Full day. Arrive on the 09:00 train. Castle climb, Joto lunch, Shūraku-en garden, Josai coffee crawl, back on the 17:30 express. Doable, tight.

Two days. Day one as above but slower. Evening at Shiroyama Terrace or Koujiya Inn. Day two: Tsuyama Western Studies Museum, Tsuyama Manabi Railway Museum (D51 steam engine collection, near the station — a genuinely excellent small museum), Sakushu Kasuri Craft Center workshop, back to Okayama by mid-afternoon.

Three days. Use Tsuyama as a base for northern Okayama — Shoo town (Kintaro shrines and the 500-year-old square sumo ring at Kaku Dōhyō, both 20 minutes by car), Kagamino onsen (30 minutes north), and the extraordinary karst limestone plateau of Hiruzen (90 minutes — shared with Tottori prefecture).

The detail almost everybody misses

In a narrow side street three minutes south of the castle, behind the Kakuzan Park ticket office, there’s a small stone plaque set into a wall. It marks the former residence of Mitsukuri Genpo, a Tsuyama-born scholar who in 1855 produced the first Japanese-language geography of the world — a book that introduced Japan to the concepts of Europe, the Americas, and Africa as discrete continents. Tsuyama, for a small town, has an outsized contribution to the modernisation of Japanese science: Udagawa Yōan on coffee and chemistry, Mitsukuri Genpo on world geography, and the Western Studies School that trained most of them. The Tsuyama Western Studies Museum (a five-minute walk from the castle) tells that story with more care than most small-town museums bother with.
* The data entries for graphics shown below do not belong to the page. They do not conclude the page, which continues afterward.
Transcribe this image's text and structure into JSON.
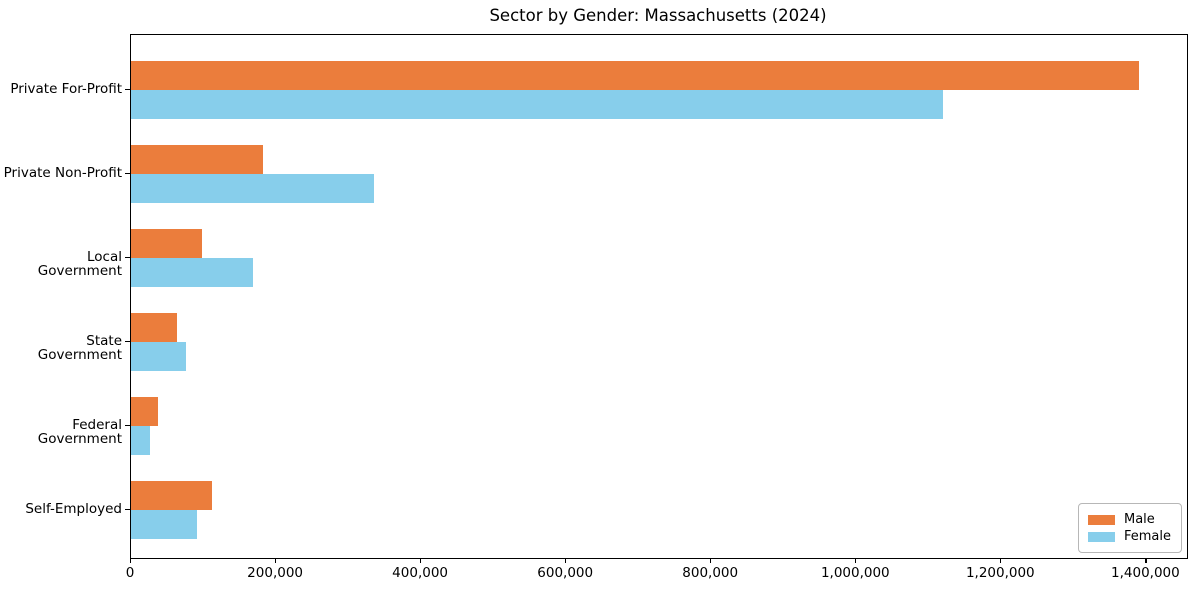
{
  "chart_data": {
    "type": "bar",
    "orientation": "horizontal",
    "title": "Sector by Gender: Massachusetts (2024)",
    "categories": [
      "Private For-Profit",
      "Private Non-Profit",
      "Local Government",
      "State Government",
      "Federal Government",
      "Self-Employed"
    ],
    "series": [
      {
        "name": "Male",
        "color": "#eb7d3c",
        "values": [
          1390000,
          182000,
          98000,
          64000,
          37000,
          112000
        ]
      },
      {
        "name": "Female",
        "color": "#87ceeb",
        "values": [
          1120000,
          335000,
          168000,
          76000,
          26000,
          91000
        ]
      }
    ],
    "xlabel": "",
    "ylabel": "",
    "xlim": [
      0,
      1456000
    ],
    "xticks": [
      {
        "value": 0,
        "label": "0"
      },
      {
        "value": 200000,
        "label": "200,000"
      },
      {
        "value": 400000,
        "label": "400,000"
      },
      {
        "value": 600000,
        "label": "600,000"
      },
      {
        "value": 800000,
        "label": "800,000"
      },
      {
        "value": 1000000,
        "label": "1,000,000"
      },
      {
        "value": 1200000,
        "label": "1,200,000"
      },
      {
        "value": 1400000,
        "label": "1,400,000"
      }
    ],
    "grid": false,
    "legend": {
      "position": "lower right",
      "entries": [
        "Male",
        "Female"
      ]
    }
  }
}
None of that is why you come here — you come for the castle, the cherry blossoms, and the horumon udon. But it’s the layer underneath, and it’s the layer that changes how the town reads after about the fourth hour. This was, quietly, one of the towns that built the Japan that exists now.

Walk the Joto road at dusk before you catch your train back. The streetlights are still gas-flame replicas; the shopkeepers are packing up the crates of indigo cotton and sake bottles; an old man on a bicycle is ringing his bell at no one in particular. Nothing about this looks like 2026 and that is, in fact, the point.